OpenJurist

287 F3d 1171 United States v. Frost

287 F.3d 1171

UNITED STATES of America, Plaintiff-Appellee,
v.
Alan FROST and Anne Bracken (formerly known as Anne Frost), Defendants-Appellants.

No. 00-3937.

No. 01-2841.

United States Court of Appeals, Seventh Circuit.

March 29, 2002.

Appeal from the United States District Court for the Northern District of Indiana, Hammond Division. No. 2:97 CR 161 JM James T. Moody, Judge.

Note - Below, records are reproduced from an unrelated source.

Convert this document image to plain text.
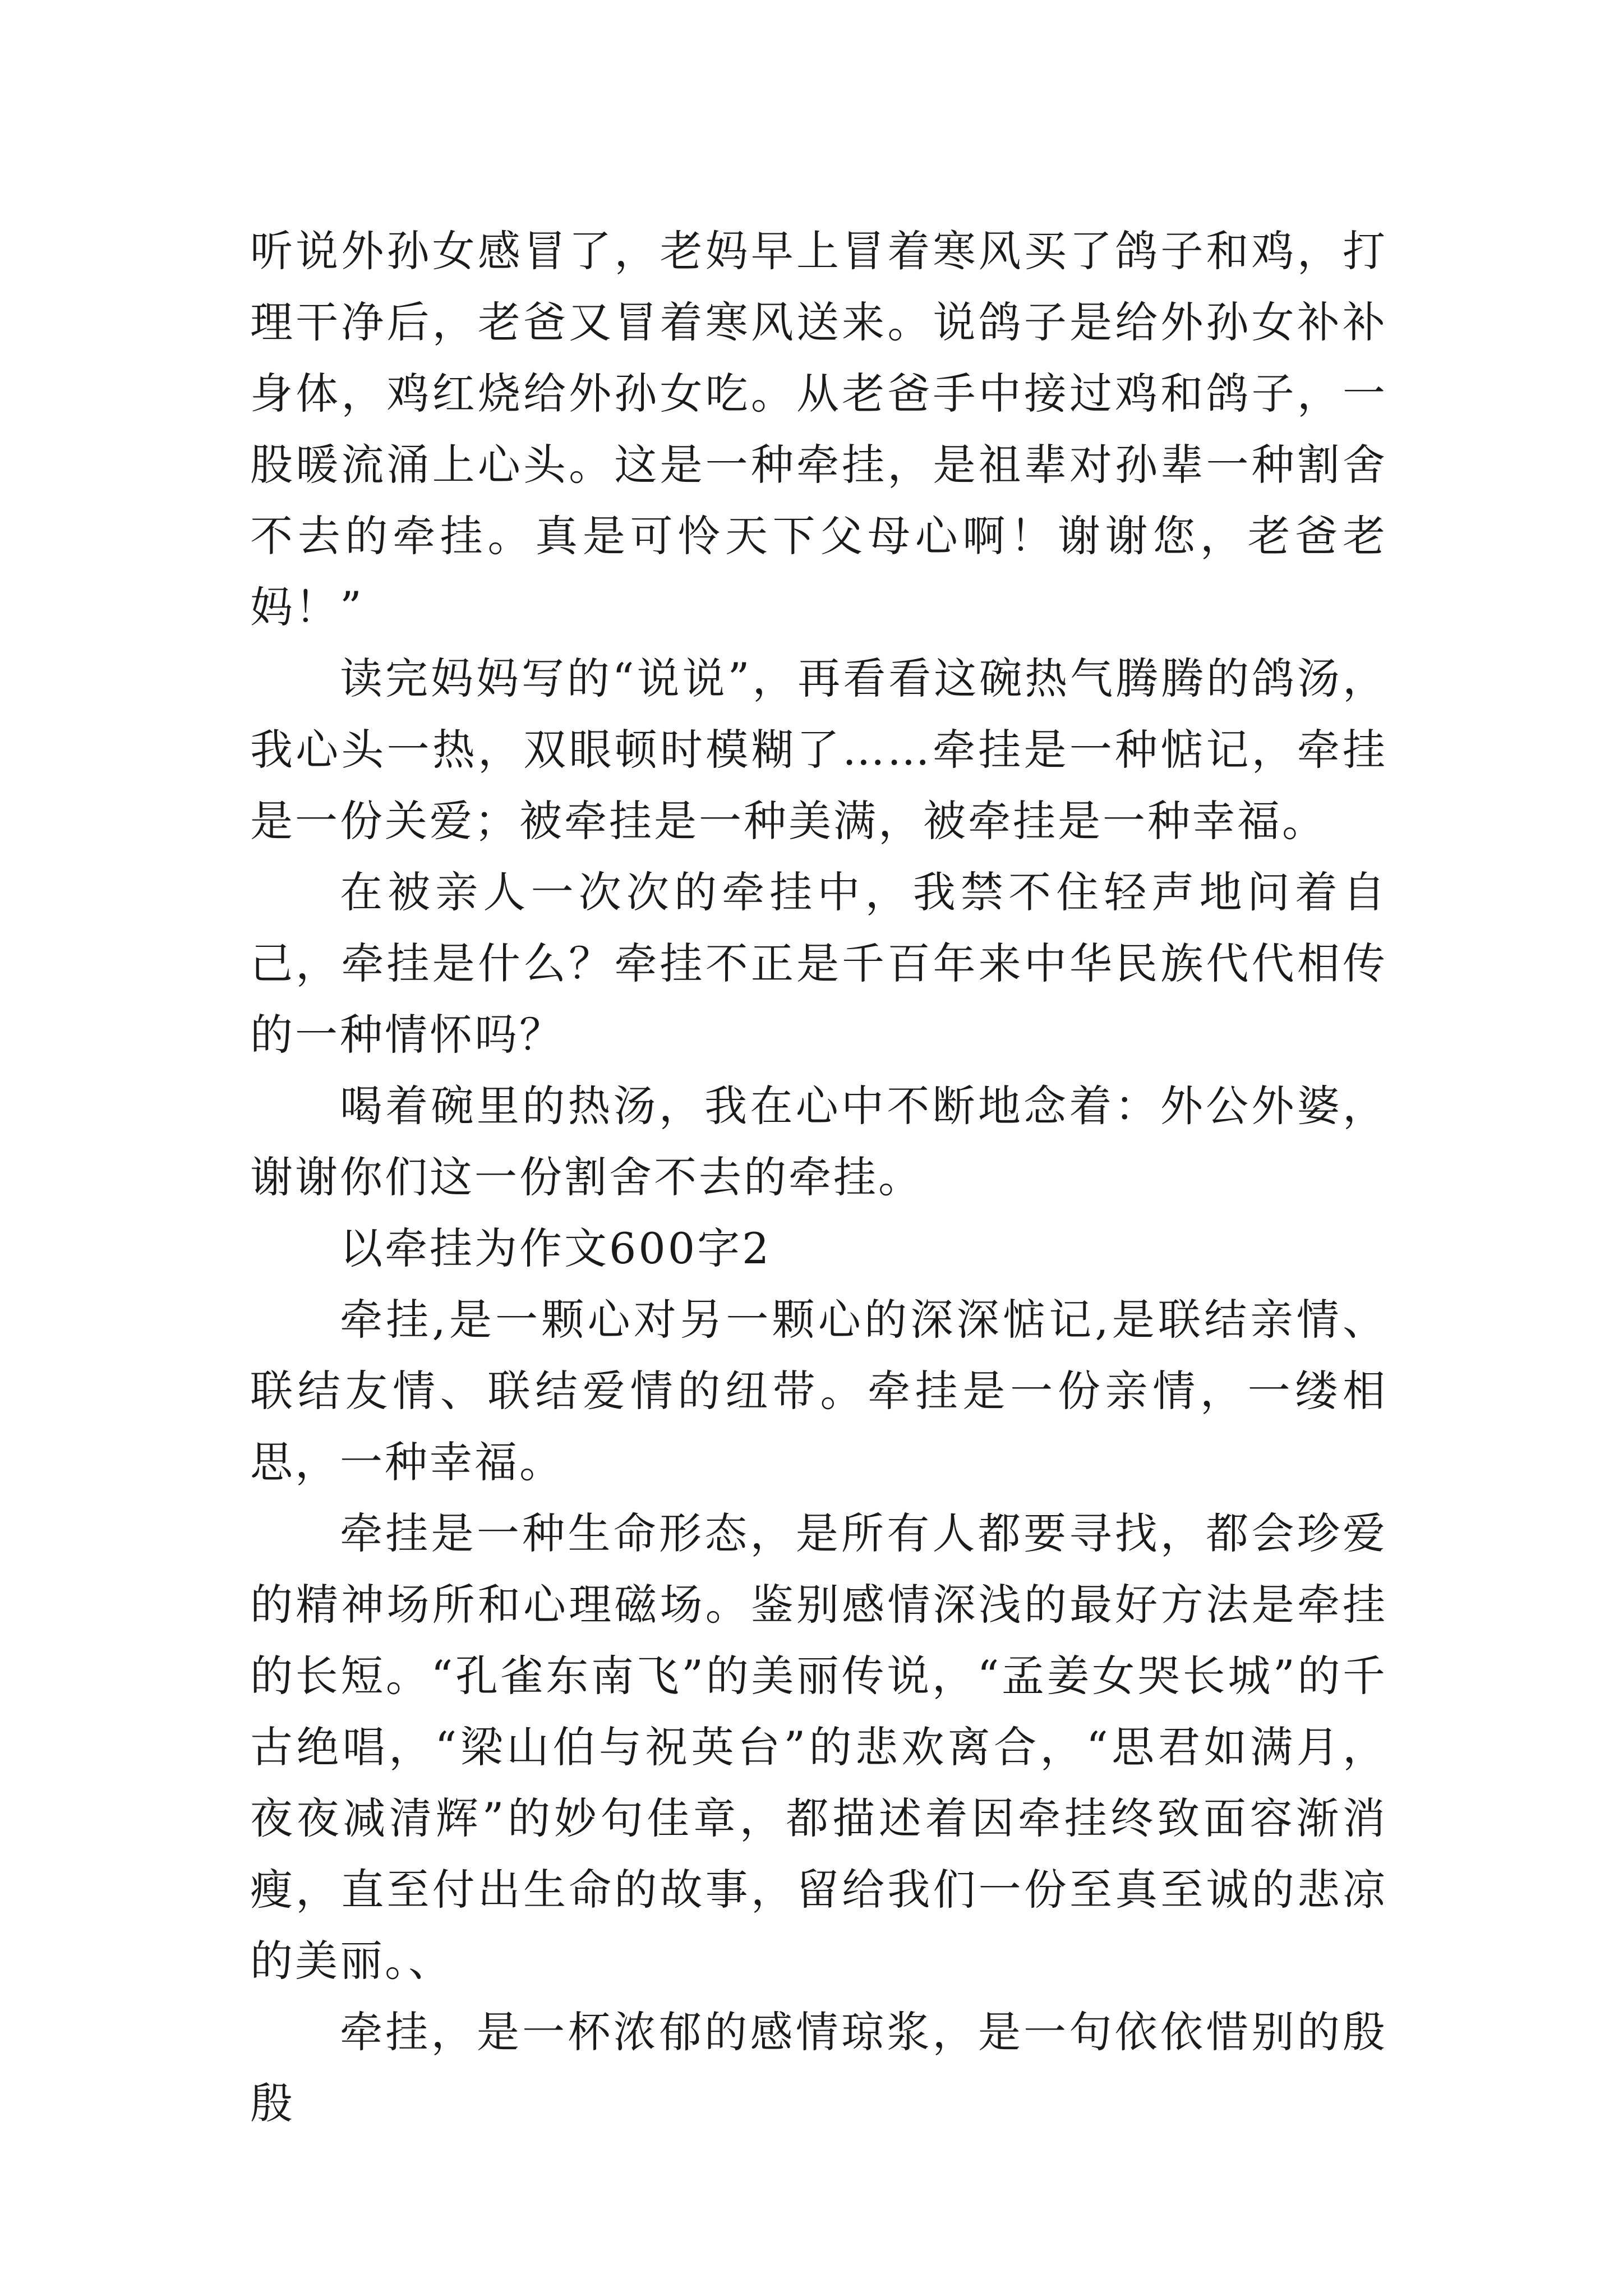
听说外孙女感冒了，老妈早上冒着寒风买了鸽子和鸡，打理干净后，老爸又冒着寒风送来。说鸽子是给外孙女补补身体，鸡红烧给外孙女吃。从老爸手中接过鸡和鸽子，一股暖流涌上心头。这是一种牵挂，是祖辈对孙辈一种割舍不去的牵挂。真是可怜天下父母心啊！谢谢您，老爸老妈！”

读完妈妈写的“说说”，再看看这碗热气腾腾的鸽汤，我心头一热，双眼顿时模糊了……牵挂是一种惦记，牵挂是一份关爱；被牵挂是一种美满，被牵挂是一种幸福。

在被亲人一次次的牵挂中，我禁不住轻声地问着自己，牵挂是什么？牵挂不正是千百年来中华民族代代相传的一种情怀吗？

喝着碗里的热汤，我在心中不断地念着：外公外婆，谢谢你们这一份割舍不去的牵挂。

以牵挂为作文600字2

牵挂,是一颗心对另一颗心的深深惦记,是联结亲情、联结友情、联结爱情的纽带。牵挂是一份亲情，一缕相思，一种幸福。

牵挂是一种生命形态，是所有人都要寻找，都会珍爱的精神场所和心理磁场。鉴别感情深浅的最好方法是牵挂的长短。“孔雀东南飞”的美丽传说，“孟姜女哭长城”的千古绝唱，“梁山伯与祝英台”的悲欢离合，“思君如满月，夜夜减清辉”的妙句佳章，都描述着因牵挂终致面容渐消瘦，直至付出生命的故事，留给我们一份至真至诚的悲凉的美丽。、

牵挂，是一杯浓郁的感情琼浆，是一句依依惜别的殷殷
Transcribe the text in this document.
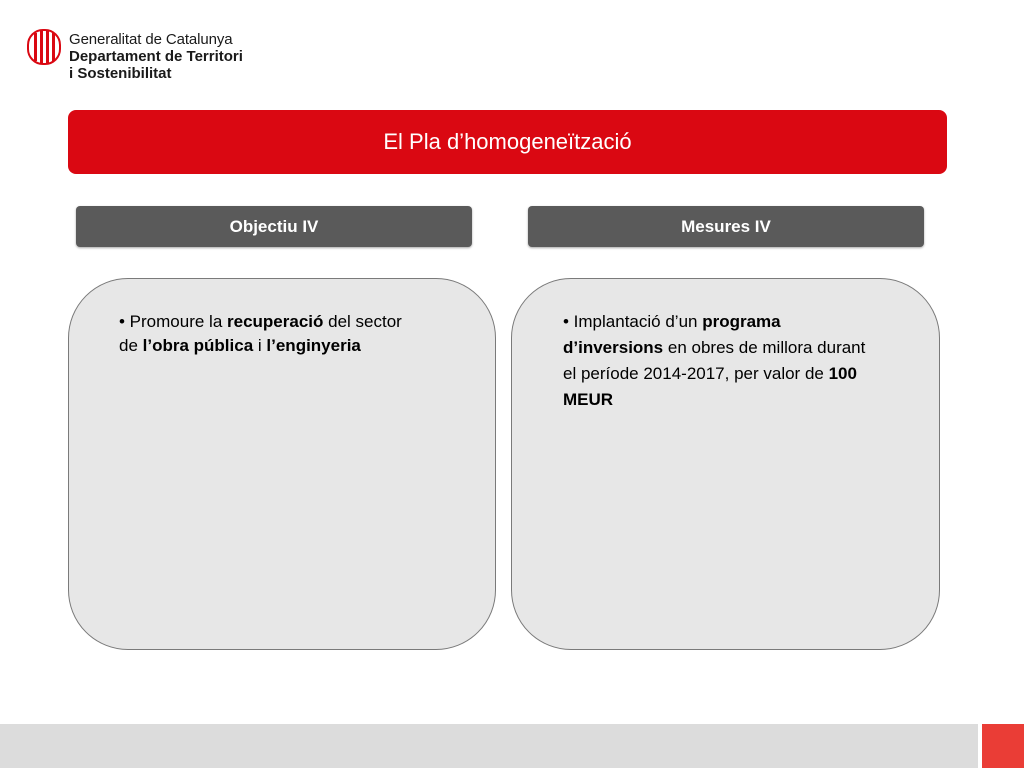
Generalitat de Catalunya
Departament de Territori
i Sostenibilitat
El Pla d’homogeneïtzació
Objectiu IV	Mesures IV
• Promoure la recuperació del sector de l’obra pública i l’enginyeria
• Implantació d’un programa d’inversions en obres de millora durant el període 2014-2017, per valor de 100 MEUR
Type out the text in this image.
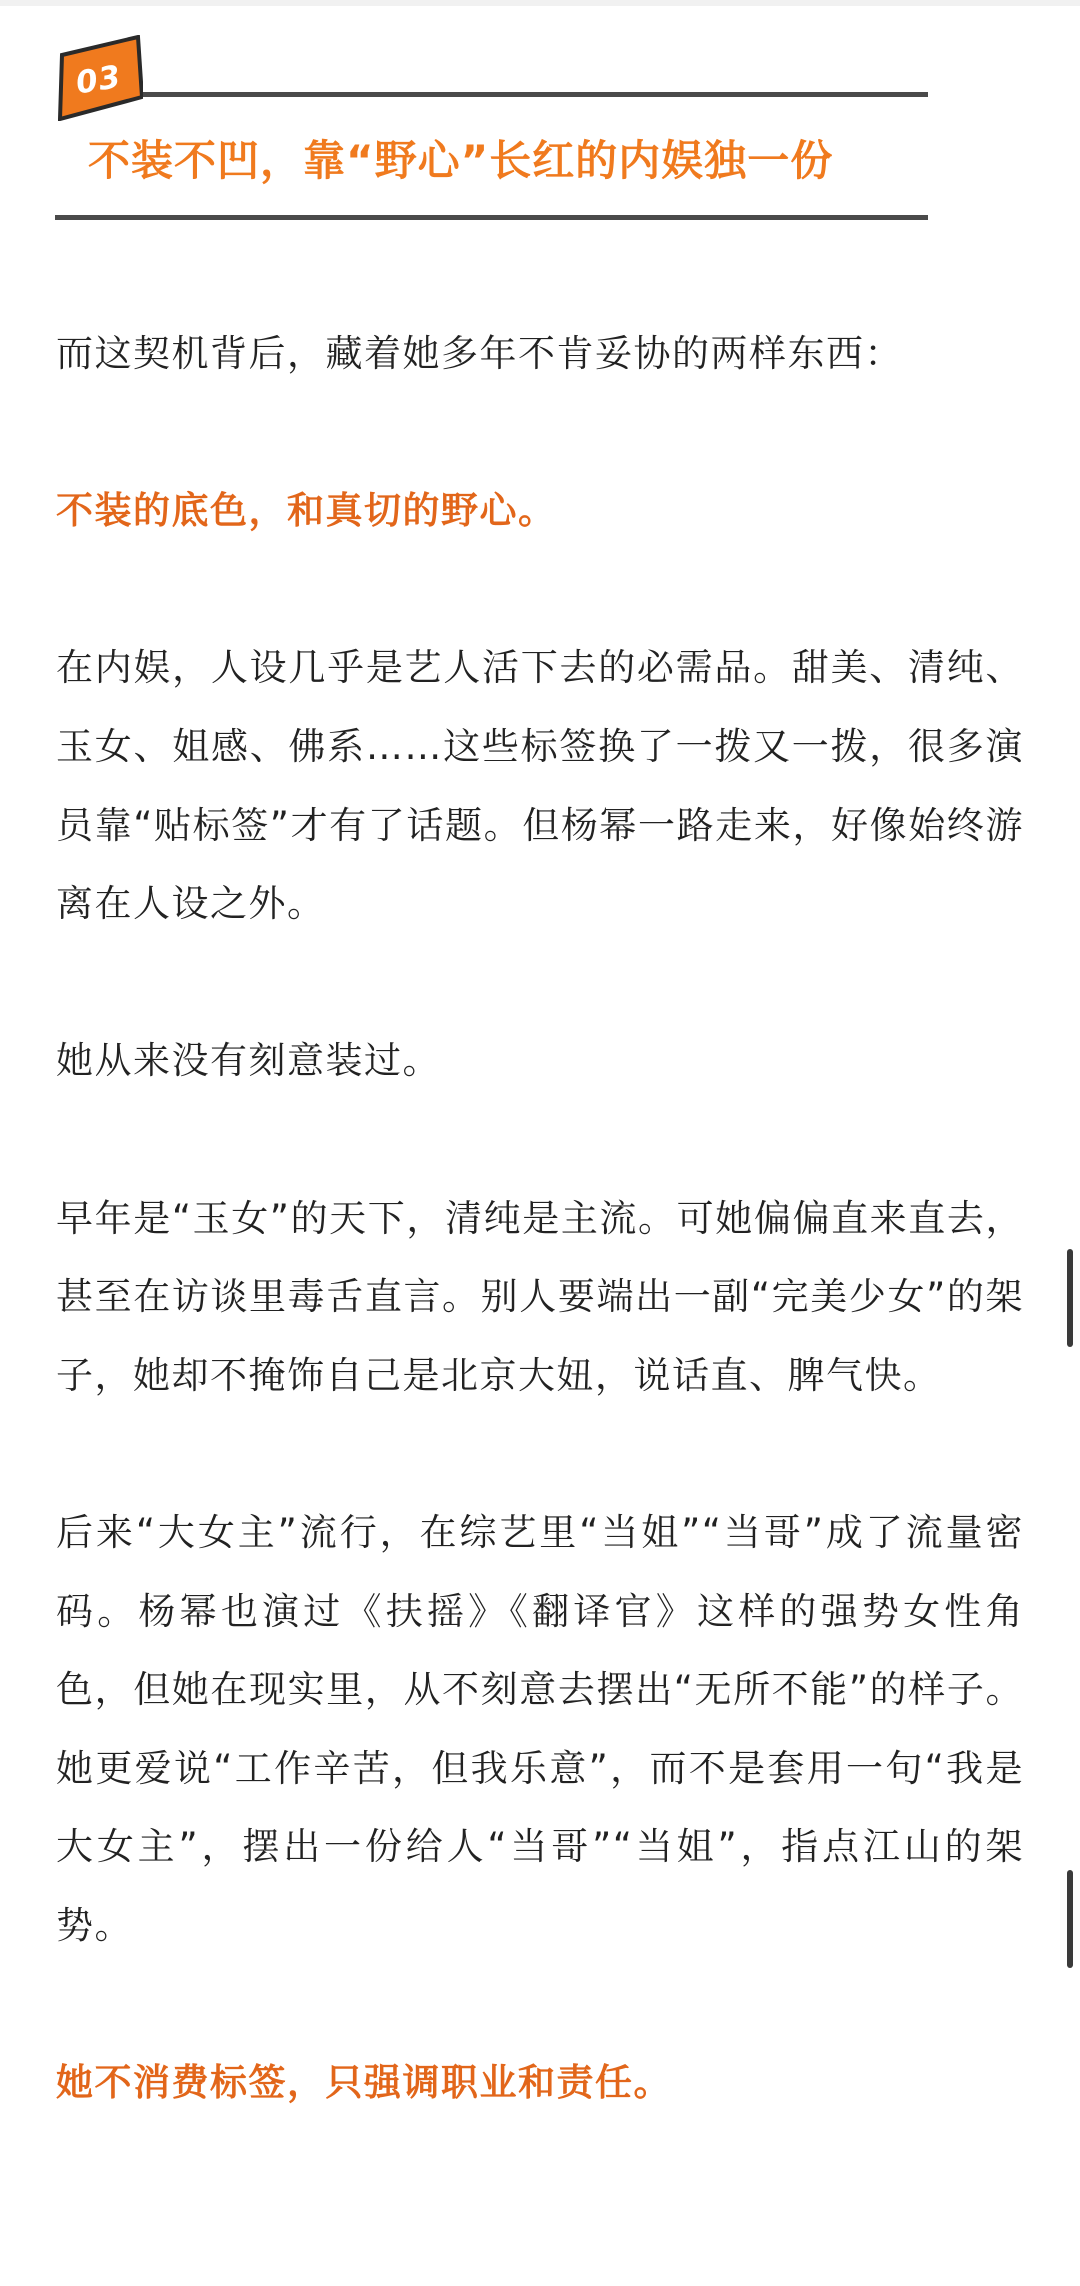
03
不装不凹，靠“野心”长红的内娱独一份

而这契机背后，藏着她多年不肯妥协的两样东西：

不装的底色，和真切的野心。

在内娱，人设几乎是艺人活下去的必需品。甜美、清纯、玉女、姐感、佛系……这些标签换了一拨又一拨，很多演员靠“贴标签”才有了话题。但杨幂一路走来，好像始终游离在人设之外。

她从来没有刻意装过。

早年是“玉女”的天下，清纯是主流。可她偏偏直来直去，甚至在访谈里毒舌直言。别人要端出一副“完美少女”的架子，她却不掩饰自己是北京大妞，说话直、脾气快。

后来“大女主”流行，在综艺里“当姐”“当哥”成了流量密码。杨幂也演过《扶摇》《翻译官》这样的强势女性角色，但她在现实里，从不刻意去摆出“无所不能”的样子。她更爱说“工作辛苦，但我乐意”，而不是套用一句“我是大女主”，摆出一份给人“当哥”“当姐”，指点江山的架势。

她不消费标签，只强调职业和责任。
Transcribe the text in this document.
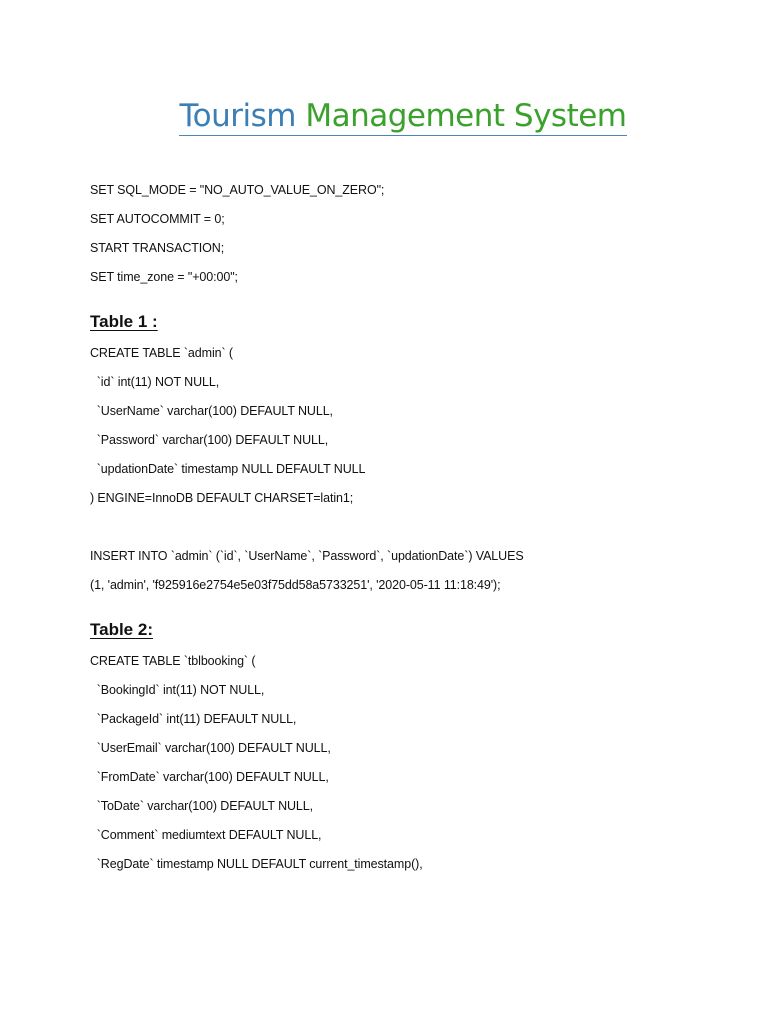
Tourism Management System
SET SQL_MODE = "NO_AUTO_VALUE_ON_ZERO";
SET AUTOCOMMIT = 0;
START TRANSACTION;
SET time_zone = "+00:00";
Table 1 :
CREATE TABLE `admin` (
`id` int(11) NOT NULL,
`UserName` varchar(100) DEFAULT NULL,
`Password` varchar(100) DEFAULT NULL,
`updationDate` timestamp NULL DEFAULT NULL
) ENGINE=InnoDB DEFAULT CHARSET=latin1;
INSERT INTO `admin` (`id`, `UserName`, `Password`, `updationDate`) VALUES
(1, 'admin', 'f925916e2754e5e03f75dd58a5733251', '2020-05-11 11:18:49');
Table 2:
CREATE TABLE `tblbooking` (
`BookingId` int(11) NOT NULL,
`PackageId` int(11) DEFAULT NULL,
`UserEmail` varchar(100) DEFAULT NULL,
`FromDate` varchar(100) DEFAULT NULL,
`ToDate` varchar(100) DEFAULT NULL,
`Comment` mediumtext DEFAULT NULL,
`RegDate` timestamp NULL DEFAULT current_timestamp(),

Before EASTERBROOK, KANNE, and DIANE P. WOOD, Circuit Judge.

Order

1

Both defendants have filed petitions for rehearing in this case. One premise of each petition is that the final paragraph in the opinion, which discussed a potential way of calculating the net loss inflicted on the United States by the defendants' frauds, entitles them to pursue that method on remand in quest of a lower sentence.

2

This is not correct. The approach sketched in the opinion's final paragraph was just a means to test whether the loss computed by the district judge was reasonable, despite the flaws in the judge's method of deducting, from the gross loss, the costs of operating the Chicago branch. Because defendants did not ask the district judge to deduct anything based on the default rate for loans to students of other institutions, an argument along these lines was forfeited in the district court. Nothing in our opinion suggests that the district judge committed plain error that would relieve the defendants of this forfeiture; to the contrary, our rough-and-ready calculation led to the same sentence, which implied the absence of plain error. See United States v. Olano, 507 U.S. 725, 113 S.Ct. 1770, 123 L.Ed.2d 508 (1993). It is too late for defendants to adopt a new approach to calculating loss. The government carried its burden by showing gross loss; it was not required to present to the district judges all possible means of calculating the net loss.

3

The remand to recalculate the amount of restitution is not an invitation to revise the restitution order along the lines of the opinion's last paragraph. Remand is appropriate, rather, because we reversed the defendants' convictions on four counts. Any element of restitution based on the reversed counts (or on the testing issue to the extent it affected the restitution on the conspiracy conviction) must be eliminated; the restitution order otherwise stands, for again defendants forfeited any argument that restitution should be calculated by reference to the default rate at other institutions.

4

Both petitions for rehearing are denied. No judge in active service has called for a vote on Bracken's petition for rehearing en banc, which therefore is denied.